Algumas propostas focam na ruptura de rotas de abuso, com impacto indireto sobre a saúde mental. O PL 3861, de Andreia Siqueira (MDB-RR), criminaliza a intermediação por links e QR codes que levem a pornografia infantil, com agravante quando praticada em plataformas de grande alcance, cortando vetores de revitimização e humilhação pública que agravam transtornos como estresse pós-traumático, depressão e ansiedade. Em contrapartida, projetos centrados exclusivamente na expansão de tipos penais amplos, como o PL 3850, de Cabo Gilberto Silva (PL-PB), punem material sexualmente sugestivo mesmo sem nudez, mas não preveem instrumentos de cuidado, prevenção ou suporte psicossocial. Embora possam reduzir a circulação de conteúdos nocivos, deixam descoberto o tratamento dos danos emocionais e o desenho de ambientes digitais menos aditivos.

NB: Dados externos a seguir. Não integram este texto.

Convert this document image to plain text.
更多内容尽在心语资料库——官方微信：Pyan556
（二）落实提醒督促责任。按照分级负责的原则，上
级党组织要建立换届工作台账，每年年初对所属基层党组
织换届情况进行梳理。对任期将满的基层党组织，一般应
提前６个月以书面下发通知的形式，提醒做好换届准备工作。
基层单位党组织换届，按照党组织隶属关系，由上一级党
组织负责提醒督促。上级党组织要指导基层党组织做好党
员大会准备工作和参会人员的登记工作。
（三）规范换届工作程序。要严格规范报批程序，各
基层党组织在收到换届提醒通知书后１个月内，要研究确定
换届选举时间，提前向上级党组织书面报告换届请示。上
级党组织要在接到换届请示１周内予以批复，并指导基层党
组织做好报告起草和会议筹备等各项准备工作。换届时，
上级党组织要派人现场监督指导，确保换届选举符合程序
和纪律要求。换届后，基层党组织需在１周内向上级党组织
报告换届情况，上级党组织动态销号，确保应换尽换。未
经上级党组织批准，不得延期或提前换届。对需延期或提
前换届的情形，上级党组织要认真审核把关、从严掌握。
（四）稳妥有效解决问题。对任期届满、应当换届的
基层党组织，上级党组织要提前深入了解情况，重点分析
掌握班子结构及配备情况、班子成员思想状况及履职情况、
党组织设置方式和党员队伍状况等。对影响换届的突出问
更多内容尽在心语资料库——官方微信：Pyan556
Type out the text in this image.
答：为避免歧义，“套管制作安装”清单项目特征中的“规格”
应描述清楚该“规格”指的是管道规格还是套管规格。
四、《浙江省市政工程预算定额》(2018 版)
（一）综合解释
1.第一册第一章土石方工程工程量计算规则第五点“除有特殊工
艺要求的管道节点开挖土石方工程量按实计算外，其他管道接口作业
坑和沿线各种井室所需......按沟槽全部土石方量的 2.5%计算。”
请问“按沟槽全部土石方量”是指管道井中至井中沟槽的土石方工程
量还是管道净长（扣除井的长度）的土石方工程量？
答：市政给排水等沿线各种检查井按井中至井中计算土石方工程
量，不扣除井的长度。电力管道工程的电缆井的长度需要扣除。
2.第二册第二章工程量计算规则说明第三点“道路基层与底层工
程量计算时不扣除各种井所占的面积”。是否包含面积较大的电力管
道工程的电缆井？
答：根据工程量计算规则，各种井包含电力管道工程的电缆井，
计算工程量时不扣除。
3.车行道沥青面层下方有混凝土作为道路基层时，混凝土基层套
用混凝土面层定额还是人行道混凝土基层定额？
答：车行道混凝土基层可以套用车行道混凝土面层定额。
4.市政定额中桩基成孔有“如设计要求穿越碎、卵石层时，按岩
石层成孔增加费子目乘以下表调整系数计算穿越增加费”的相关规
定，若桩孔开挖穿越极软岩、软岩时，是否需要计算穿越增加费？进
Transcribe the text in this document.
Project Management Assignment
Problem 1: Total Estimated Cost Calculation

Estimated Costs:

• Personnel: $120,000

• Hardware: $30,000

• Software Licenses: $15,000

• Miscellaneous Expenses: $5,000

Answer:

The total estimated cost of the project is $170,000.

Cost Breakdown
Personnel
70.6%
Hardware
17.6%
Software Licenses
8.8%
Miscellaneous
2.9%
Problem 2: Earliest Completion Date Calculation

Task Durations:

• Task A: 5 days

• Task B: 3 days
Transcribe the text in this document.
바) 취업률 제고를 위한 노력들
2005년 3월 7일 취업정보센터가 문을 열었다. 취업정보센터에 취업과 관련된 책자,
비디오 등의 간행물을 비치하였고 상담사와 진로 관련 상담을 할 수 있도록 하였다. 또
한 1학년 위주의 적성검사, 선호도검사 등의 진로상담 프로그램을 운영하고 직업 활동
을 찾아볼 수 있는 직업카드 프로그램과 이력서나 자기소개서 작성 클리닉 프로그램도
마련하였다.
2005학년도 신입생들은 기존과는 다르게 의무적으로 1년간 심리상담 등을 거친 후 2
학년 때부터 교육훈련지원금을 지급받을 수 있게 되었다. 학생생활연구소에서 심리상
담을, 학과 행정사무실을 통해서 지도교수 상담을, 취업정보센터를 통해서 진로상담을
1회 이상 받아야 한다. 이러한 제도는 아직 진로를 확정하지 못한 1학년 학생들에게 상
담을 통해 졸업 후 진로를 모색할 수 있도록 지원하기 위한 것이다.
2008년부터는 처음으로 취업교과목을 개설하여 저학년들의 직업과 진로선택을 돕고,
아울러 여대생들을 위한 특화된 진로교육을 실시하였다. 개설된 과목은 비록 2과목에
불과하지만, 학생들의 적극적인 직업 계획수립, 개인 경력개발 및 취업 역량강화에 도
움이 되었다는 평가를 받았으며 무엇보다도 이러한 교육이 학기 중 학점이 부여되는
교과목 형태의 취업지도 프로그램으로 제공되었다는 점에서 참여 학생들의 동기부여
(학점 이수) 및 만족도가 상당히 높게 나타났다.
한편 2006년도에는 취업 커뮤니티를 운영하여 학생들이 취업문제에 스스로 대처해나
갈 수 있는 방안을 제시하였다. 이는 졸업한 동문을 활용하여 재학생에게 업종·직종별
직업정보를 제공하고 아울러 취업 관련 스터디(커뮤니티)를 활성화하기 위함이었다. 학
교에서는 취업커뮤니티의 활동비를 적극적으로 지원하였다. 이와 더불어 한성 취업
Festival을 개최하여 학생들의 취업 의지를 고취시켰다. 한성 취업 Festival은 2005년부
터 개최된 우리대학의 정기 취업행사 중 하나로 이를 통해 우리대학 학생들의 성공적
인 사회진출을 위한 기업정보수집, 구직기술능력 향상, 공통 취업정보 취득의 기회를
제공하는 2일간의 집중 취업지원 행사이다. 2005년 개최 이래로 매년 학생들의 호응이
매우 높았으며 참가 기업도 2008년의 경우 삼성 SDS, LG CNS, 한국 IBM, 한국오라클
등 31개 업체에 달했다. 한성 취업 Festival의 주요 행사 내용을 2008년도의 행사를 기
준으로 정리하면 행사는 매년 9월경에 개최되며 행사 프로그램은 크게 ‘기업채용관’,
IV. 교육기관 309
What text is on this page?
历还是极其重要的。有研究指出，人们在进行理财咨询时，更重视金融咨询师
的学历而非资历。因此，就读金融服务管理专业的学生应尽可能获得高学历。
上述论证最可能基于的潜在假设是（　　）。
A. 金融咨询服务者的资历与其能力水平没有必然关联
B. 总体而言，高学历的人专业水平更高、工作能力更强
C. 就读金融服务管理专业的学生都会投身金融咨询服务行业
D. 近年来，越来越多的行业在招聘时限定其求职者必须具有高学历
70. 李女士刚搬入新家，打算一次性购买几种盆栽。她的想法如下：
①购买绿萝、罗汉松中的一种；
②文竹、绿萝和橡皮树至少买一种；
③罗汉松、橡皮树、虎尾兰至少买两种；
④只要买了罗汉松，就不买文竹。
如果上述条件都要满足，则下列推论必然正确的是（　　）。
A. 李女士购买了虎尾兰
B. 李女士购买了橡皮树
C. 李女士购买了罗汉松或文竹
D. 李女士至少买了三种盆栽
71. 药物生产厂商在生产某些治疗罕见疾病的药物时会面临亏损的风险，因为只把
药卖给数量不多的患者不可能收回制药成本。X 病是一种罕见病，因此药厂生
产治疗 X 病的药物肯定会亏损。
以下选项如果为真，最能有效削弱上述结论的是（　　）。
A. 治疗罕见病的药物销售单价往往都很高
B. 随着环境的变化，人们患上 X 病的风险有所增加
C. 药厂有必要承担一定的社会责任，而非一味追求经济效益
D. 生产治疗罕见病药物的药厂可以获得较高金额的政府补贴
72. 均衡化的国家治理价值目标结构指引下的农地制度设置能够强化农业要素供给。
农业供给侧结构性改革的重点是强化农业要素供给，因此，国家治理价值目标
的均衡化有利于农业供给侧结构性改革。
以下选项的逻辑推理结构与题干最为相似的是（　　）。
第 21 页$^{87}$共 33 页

Em síntese, os textos que integram a saúde mental ao desenho regulatório são os que combinam deveres técnicos de produto e serviço, canais de escuta e encaminhamento, campanhas e rede de cuidado. O PL 3880 articula educação digital e fortalecimento da rede psicossocial, o PL 2628 amarra design protetivo, verificação etária e limites a práticas aditivas, o PL 3837 cria uma política nacional capaz de sustentar acolhimento e prevenção, o PL 3877 transforma protocolos e campanhas em rotina institucional e o projeto de Talíria Petrone protege contra sobrecarga e pressão por meios econômicos e procedimentais. Todos convergem para reduzir o sofrimento psíquico associado à adultização e à exploração digital.